JavaScript 101: Hoisting

Earlier this week we went through the specifics and quirks of JavaScript’s notions of scope, and touched particularly on function scope and block scope.

The focus of today’s post is closely related to all that, and introduces a new concept, that of hoisting. Not only is hoisting an important aspect of the language, the implications of which one comes across pretty much on a daily basis, but it is also a constant presence in JavaScript interview questionnaires. Even more reason for its specifics and implications to be fairly clear to one and all.

Why so confusing?

Let’s begin by looking at some code.

x = 10;
var x;
console.log(x); //10

The assumption here might be that var x; would redefine x and that the console.log(..) statement would log undefined. But in fact, 10 will be logged.

Now, it gets even trickier. Have a look at the following:

console.log(x); //undefined
var x = 10;

One might expect that 10 would be logged. Or, that since x is used before it’s declared, we’ll get a RefferenceError. Instead, undefined is logged.

What is happening here?

Hoisting

Well, it’s all down to the manner in which JavaScript interprets code.

The JavaScript engine compiles the code prior to interpreting it, and in that process it matches all declarations (variable and functions) with their corresponding scopes. This happens for declarations only, hence the apparently inconsistent ways in which the snippets above seem to work. Declarations are processed at compilation time, while assignments and all other logic are left as they are and interpreted at execution time.

In essence, declarations are moved from where they appear in the code to the top of their containing scope. Hence, the term of hoisting.

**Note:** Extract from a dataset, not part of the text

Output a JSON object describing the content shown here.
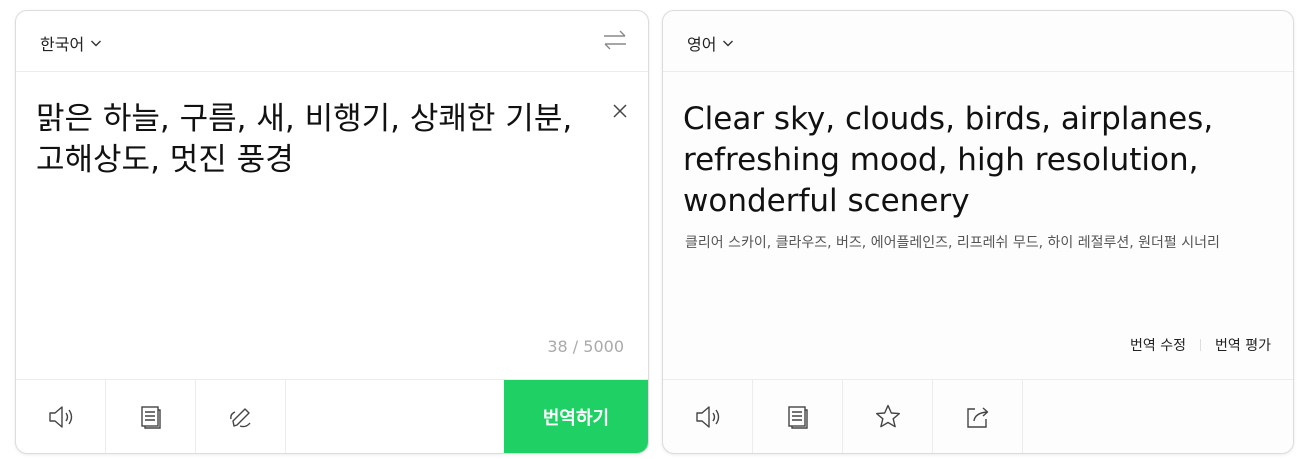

We should stress on the fact that hoisting works on a per scope basis, and will not hoist declarations to the top of the codebase, but to that of their enclosing scope (function).

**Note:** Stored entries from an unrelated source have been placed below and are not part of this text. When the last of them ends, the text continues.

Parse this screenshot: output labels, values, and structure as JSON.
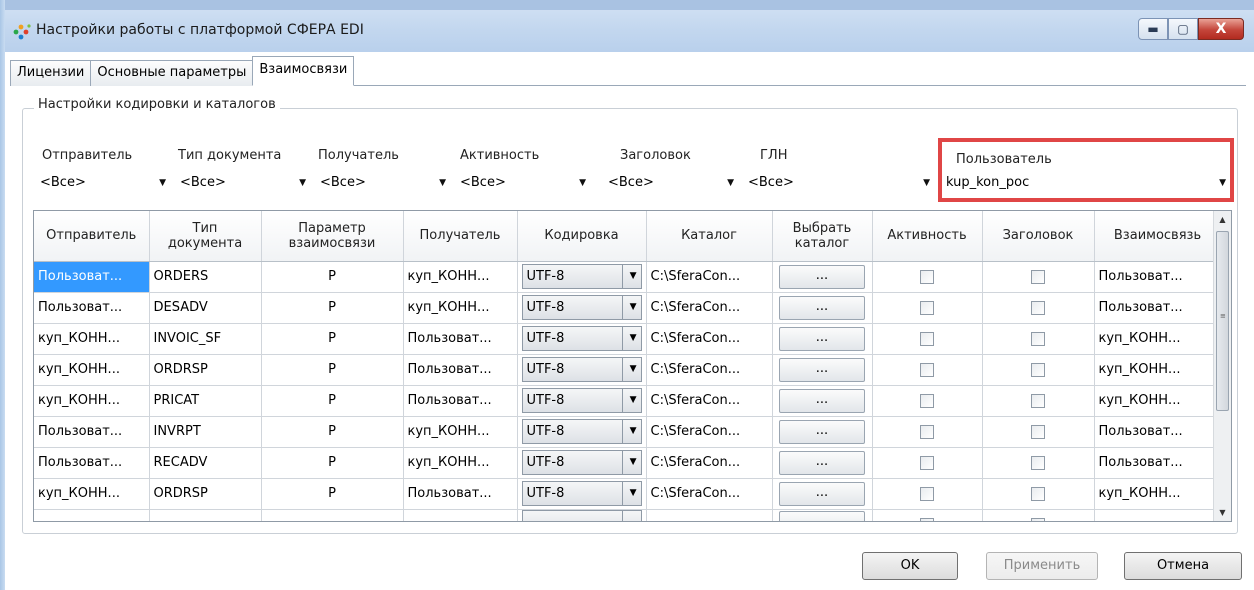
{
  "window": {
    "title": "Настройки работы с платформой СФЕРА EDI",
    "minimize": "▬",
    "maximize": "▢",
    "close": "X"
  },
  "tabs": [
    "Лицензии",
    "Основные параметры",
    "Взаимосвязи"
  ],
  "active_tab": "Взаимосвязи",
  "group": {
    "title": "Настройки кодировки и каталогов"
  },
  "filters": [
    {
      "label": "Отправитель",
      "value": "<Все>"
    },
    {
      "label": "Тип документа",
      "value": "<Все>"
    },
    {
      "label": "Получатель",
      "value": "<Все>"
    },
    {
      "label": "Активность",
      "value": "<Все>"
    },
    {
      "label": "Заголовок",
      "value": "<Все>"
    },
    {
      "label": "ГЛН",
      "value": "<Все>"
    },
    {
      "label": "Пользователь",
      "value": "kup_kon_poc"
    }
  ],
  "grid": {
    "headers": [
      "Отправитель",
      "Тип документа",
      "Параметр взаимосвязи",
      "Получатель",
      "Кодировка",
      "Каталог",
      "Выбрать каталог",
      "Активность",
      "Заголовок",
      "Взаимосвязь"
    ],
    "rows": [
      {
        "sender": "Пользоват...",
        "doc": "ORDERS",
        "param": "P",
        "recipient": "куп_КОНН...",
        "enc": "UTF-8",
        "catalog": "C:\\SferaCon...",
        "choose": "...",
        "link": "Пользоват..."
      },
      {
        "sender": "Пользоват...",
        "doc": "DESADV",
        "param": "P",
        "recipient": "куп_КОНН...",
        "enc": "UTF-8",
        "catalog": "C:\\SferaCon...",
        "choose": "...",
        "link": "Пользоват..."
      },
      {
        "sender": "куп_КОНН...",
        "doc": "INVOIC_SF",
        "param": "P",
        "recipient": "Пользоват...",
        "enc": "UTF-8",
        "catalog": "C:\\SferaCon...",
        "choose": "...",
        "link": "куп_КОНН..."
      },
      {
        "sender": "куп_КОНН...",
        "doc": "ORDRSP",
        "param": "P",
        "recipient": "Пользоват...",
        "enc": "UTF-8",
        "catalog": "C:\\SferaCon...",
        "choose": "...",
        "link": "куп_КОНН..."
      },
      {
        "sender": "куп_КОНН...",
        "doc": "PRICAT",
        "param": "P",
        "recipient": "Пользоват...",
        "enc": "UTF-8",
        "catalog": "C:\\SferaCon...",
        "choose": "...",
        "link": "куп_КОНН..."
      },
      {
        "sender": "Пользоват...",
        "doc": "INVRPT",
        "param": "P",
        "recipient": "куп_КОНН...",
        "enc": "UTF-8",
        "catalog": "C:\\SferaCon...",
        "choose": "...",
        "link": "Пользоват..."
      },
      {
        "sender": "Пользоват...",
        "doc": "RECADV",
        "param": "P",
        "recipient": "куп_КОНН...",
        "enc": "UTF-8",
        "catalog": "C:\\SferaCon...",
        "choose": "...",
        "link": "Пользоват..."
      },
      {
        "sender": "куп_КОНН...",
        "doc": "ORDRSP",
        "param": "P",
        "recipient": "Пользоват...",
        "enc": "UTF-8",
        "catalog": "C:\\SferaCon...",
        "choose": "...",
        "link": "куп_КОНН..."
      },
      {
        "sender": "",
        "doc": "",
        "param": "",
        "recipient": "",
        "enc": "",
        "catalog": "",
        "choose": "",
        "link": ""
      }
    ]
  },
  "buttons": {
    "ok": "OK",
    "apply": "Применить",
    "cancel": "Отмена"
  },
  "icons": {
    "dropdown": "▼",
    "scroll_up": "▲",
    "scroll_down": "▼",
    "grip": "≡"
  },
  "colors": {
    "selection": "#3399ff",
    "highlight_box": "#e04646"
  }
}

Also an important aspect of hoisting relates to function hoisting. The key thing to remember here is that function declarations are hoisted, but function expressions are not. Consider the below:

foo(); //works, as function declarations are hoisted

function foo() { //function declaration
...
}

bar(); //TypeError! variable bar is hoisted, but has no value as the below is a function expression

var bar = function baz() {
...
}

Also worth mentioning is the fact that function declarations are hoisted before variable declarations. This is particularly relevant when you come across duplicate definitions in the same scope, which can lead to unexpected results and should ideally be avoided.

foo(); //hi

var foo;

function foo() {
  console.log("hi");
}

foo = function() {
  console.log("bye");
}

The above is interpreted as:

function foo() {
  console.log("hi");
}

foo(); //hi

foo = function() {
  console.log("bye");
}

That’s it!

While it’s tempting to think of hoisting as just another one of those JavaScript quirks one doesn’t entirely understand, being aware of its mechanisms, combined with a deep knowledge of of JavaScript scope, opens the door towards cleaner, clearer and bug-free code.